The lightning had been flickering on the horizon for an hour, a distant warning neither of them acknowledged. Elena adjusted her grip on the padel racket, her palm slick with sweat and something else — dread, perhaps, or just the accumulated humidity of too many summer evenings spent exactly like this one.

"You're not watching the ball," Marcus said from the other side of the net. His voice carried that particular tone of condescension he'd perfected over twelve years of marriage, seven promotions, and countless small disappointments.

"I'm watching everything, Marcus. That's the problem."

The padel ball thudded against the glass wall behind her, another failed serve. They'd taken up the sport six months ago at his therapist's suggestion — shared activity, fresh air, reconnection. Instead, it had become another arena for their silent war.
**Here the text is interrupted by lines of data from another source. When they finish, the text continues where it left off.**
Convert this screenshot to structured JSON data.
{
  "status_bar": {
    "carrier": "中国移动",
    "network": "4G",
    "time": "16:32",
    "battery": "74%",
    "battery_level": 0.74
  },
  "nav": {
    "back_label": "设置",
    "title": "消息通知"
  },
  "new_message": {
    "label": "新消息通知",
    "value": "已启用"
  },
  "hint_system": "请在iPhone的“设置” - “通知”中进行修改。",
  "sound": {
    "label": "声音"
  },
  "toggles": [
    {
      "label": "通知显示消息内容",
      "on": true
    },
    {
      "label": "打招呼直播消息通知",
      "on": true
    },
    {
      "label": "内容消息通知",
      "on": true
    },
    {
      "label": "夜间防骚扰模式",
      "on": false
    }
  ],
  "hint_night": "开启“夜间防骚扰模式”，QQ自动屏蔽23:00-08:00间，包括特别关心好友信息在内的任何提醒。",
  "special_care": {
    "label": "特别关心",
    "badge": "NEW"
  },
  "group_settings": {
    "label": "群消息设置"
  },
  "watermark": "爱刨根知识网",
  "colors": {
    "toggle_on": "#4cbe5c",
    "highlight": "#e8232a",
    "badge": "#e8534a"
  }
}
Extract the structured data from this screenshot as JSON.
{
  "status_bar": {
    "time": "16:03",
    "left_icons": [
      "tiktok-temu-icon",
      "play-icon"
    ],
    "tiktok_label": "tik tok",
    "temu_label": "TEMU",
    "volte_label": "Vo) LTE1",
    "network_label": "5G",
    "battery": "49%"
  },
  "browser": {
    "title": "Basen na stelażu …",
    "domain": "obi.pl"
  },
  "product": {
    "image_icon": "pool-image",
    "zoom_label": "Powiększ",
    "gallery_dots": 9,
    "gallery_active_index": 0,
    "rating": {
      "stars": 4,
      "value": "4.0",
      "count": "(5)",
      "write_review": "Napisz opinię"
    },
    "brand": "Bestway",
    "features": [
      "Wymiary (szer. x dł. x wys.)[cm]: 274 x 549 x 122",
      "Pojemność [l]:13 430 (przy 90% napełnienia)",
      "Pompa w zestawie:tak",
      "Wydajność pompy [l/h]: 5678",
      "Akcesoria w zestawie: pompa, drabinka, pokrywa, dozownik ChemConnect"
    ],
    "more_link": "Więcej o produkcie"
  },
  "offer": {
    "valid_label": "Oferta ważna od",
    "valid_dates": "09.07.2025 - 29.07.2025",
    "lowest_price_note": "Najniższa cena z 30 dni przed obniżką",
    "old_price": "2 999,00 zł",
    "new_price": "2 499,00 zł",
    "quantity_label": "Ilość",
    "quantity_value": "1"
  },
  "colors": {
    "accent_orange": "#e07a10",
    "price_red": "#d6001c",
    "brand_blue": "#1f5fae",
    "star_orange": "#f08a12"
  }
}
The dog, Buster, lay sprawled on their apartment balcony six floors up, probably panting through the heat while they worked out their marital dysfunction on a court that cost eighty euros an hour.

Marcus's phone buzzed in his bag on the sideline. Again. He'd been receiving messages all afternoon, checking the screen with that quick, guilty swipe that had become familiar lately.

"Work?" Elena asked, though they both knew it wasn't.

"Just something with the fiber cable installation at the office. Network's been down since Wednesday."

"Right. The cable."

She served again, and this time the ball caught the edge of the frame, skimming wickedly past his defense. He didn't even try to return it.

"You could've gotten that," she said.

"I didn't want to."

The first real bolt of lightning split the sky as he spoke, illuminating everything: his exhaustion, her resolve, the beautiful pointlessness of trying to save something that had been hollowed out years ago by infidelities and silences and the slow erosion of intimacy that happened while you were busy paying mortgages and planning futures.

"Marcus."

"I know, El. I know."

He walked to the net, and for the first time in months, she saw him really look at her — not as the woman who'd disappointed him by not becoming who he'd imagined, but as someone he'd once loved desperately and imperfectly. He extended his hand across the net, palm open. Not to shake. To surrender.

"It's not the cable, is it?" she asked, though she already knew.

"No. It's never been the cable."

The storm broke as she took his hand, rain washing over them both, and somewhere six floors up, a dog began to howl.